En faisant disparaître de son fonctionnement tous les calculs inutiles du minage, la preuve d’enjeu se veut moins énergivore que la preuve de travail. Ce changement réduirait drastiquement l’impact d’une chaîne de blocs publique sur l’environnement. Celui-ci en avait bien besoin : l’algorithme de consensus du bitcoin consommerait quasiment autant d’électricité par an que l’Irlande.

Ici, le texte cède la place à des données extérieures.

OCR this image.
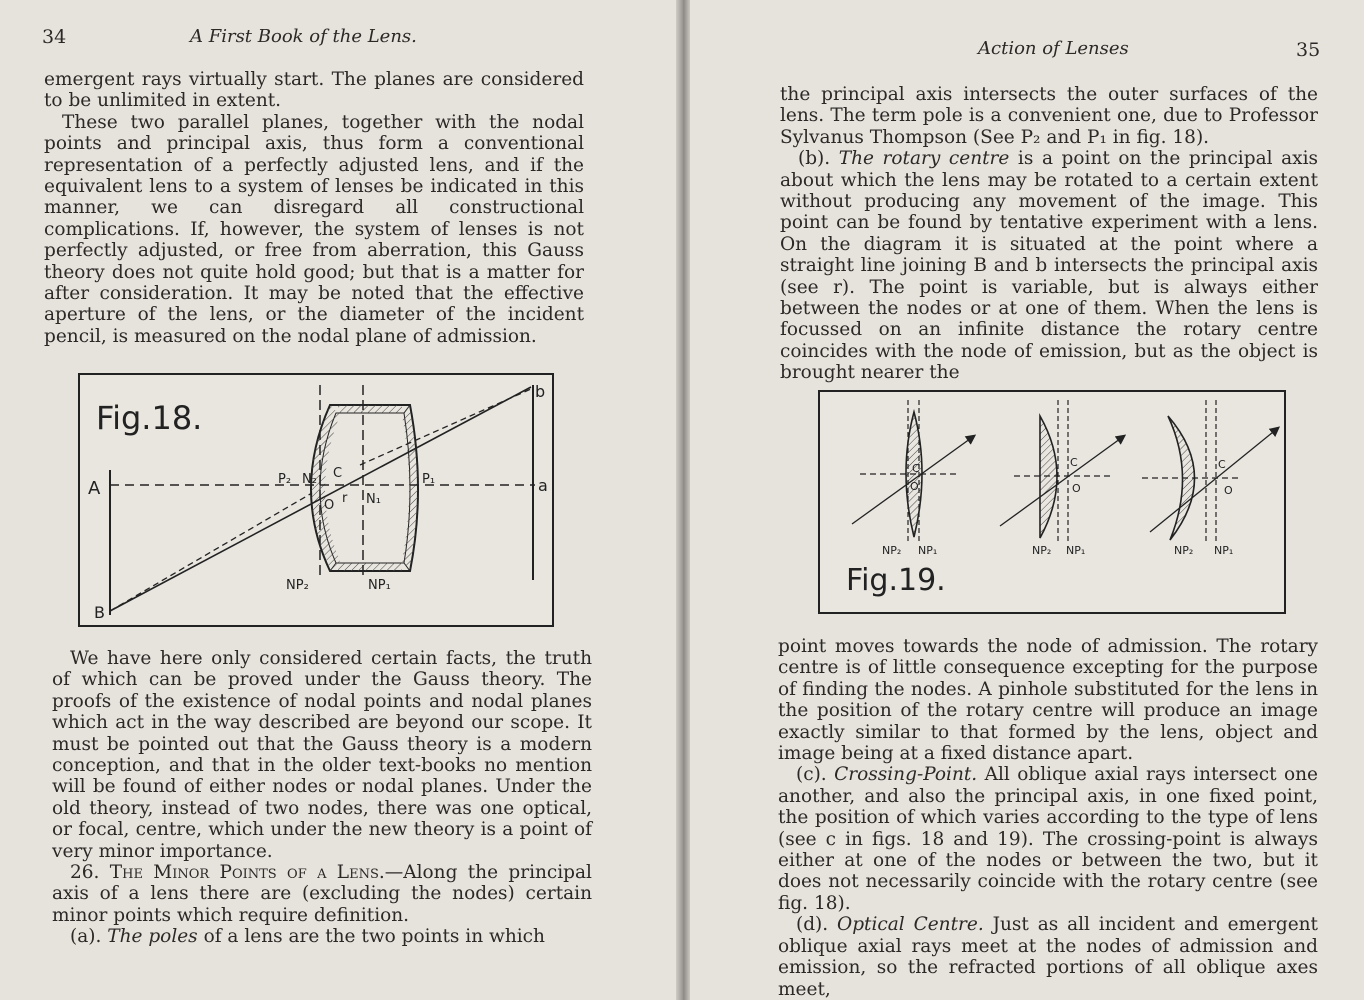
34	A First Book of the Lens.

emergent rays virtually start. The planes are considered to be unlimited in extent.

These two parallel planes, together with the nodal points and principal axis, thus form a conventional representation of a perfectly adjusted lens, and if the equivalent lens to a system of lenses be indicated in this manner, we can disregard all constructional complications. If, however, the system of lenses is not perfectly adjusted, or free from aberration, this Gauss theory does not quite hold good; but that is a matter for after consideration. It may be noted that the effective aperture of the lens, or the diameter of the incident pencil, is measured on the nodal plane of admission.

Fig.18.
A
B
a
b
P₂ N₂ C	P₁
O r N₁
NP₂	NP₁

We have here only considered certain facts, the truth of which can be proved under the Gauss theory. The proofs of the existence of nodal points and nodal planes which act in the way described are beyond our scope. It must be pointed out that the Gauss theory is a modern conception, and that in the older text-books no mention will be found of either nodes or nodal planes. Under the old theory, instead of two nodes, there was one optical, or focal, centre, which under the new theory is a point of very minor importance.

26. The Minor Points of a Lens.—Along the principal axis of a lens there are (excluding the nodes) certain minor points which require definition.

(a). The poles of a lens are the two points in which

Action of Lenses	35

the principal axis intersects the outer surfaces of the lens. The term pole is a convenient one, due to Professor Sylvanus Thompson (See P₂ and P₁ in fig. 18).

(b). The rotary centre is a point on the principal axis about which the lens may be rotated to a certain extent without producing any movement of the image. This point can be found by tentative experiment with a lens. On the diagram it is situated at the point where a straight line joining B and b intersects the principal axis (see r). The point is variable, but is always either between the nodes or at one of them. When the lens is focussed on an infinite distance the rotary centre coincides with the node of emission, but as the object is brought nearer the

C
O
NP₂ NP₁
C
O
NP₂ NP₁
C
O
NP₂ NP₁
Fig.19.

point moves towards the node of admission. The rotary centre is of little consequence excepting for the purpose of finding the nodes. A pinhole substituted for the lens in the position of the rotary centre will produce an image exactly similar to that formed by the lens, object and image being at a fixed distance apart.

(c). Crossing-Point. All oblique axial rays intersect one another, and also the principal axis, in one fixed point, the position of which varies according to the type of lens (see c in figs. 18 and 19). The crossing-point is always either at one of the nodes or between the two, but it does not necessarily coincide with the rotary centre (see fig. 18).

(d). Optical Centre. Just as all incident and emergent oblique axial rays meet at the nodes of admission and emission, so the refracted portions of all oblique axes meet,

Un autre argument mis en valeur par les promoteurs de la preuve d’enjeu est celui de la décentralisation. La preuve de travail, en se basant sur des investissements matériels, est sujette aux économies d’échelle. Plus une personne investit dans du matériel puissant et en grande quantité, plus son retour sur investissement va augmenter. Avec la preuve d’enjeu, le retour sur investissement reste exactement proportionnel à l’investissement.

Critiques

Au Paris Blockchain Week Summit, qui se tient du 16 au 17 avril à Station F, dans le 13e arrondissement de Paris, des critiques se font pourtant entendre. "La preuve de travail donne la possibilité à n’importe qui dans le monde de devenir potentiellement un acteur majeur des crypto-monnaies", estime Monica Quaintance, cheffe Recherche et Réseaux de la blockchain Kadena. "La preuve d’enjeu, elle, pousse les gens à accumuler de plus en plus de parts d’une chaîne et à être de moins en moins à la contrôler."

"L’algorithme de preuve de travail est le plus simple à implémenter", affirme quant à lui Patrick Dai, fondateur de Qtum, une blockchain qui se présente comme une passerelle entre Bitcoin et Ethereum. Reste que l’adoption de ce nouvel algorithme de consensus par Ethereum, pour son passage à la version 2.0, marque un sérieux intérêt pour la preuve d’enjeu.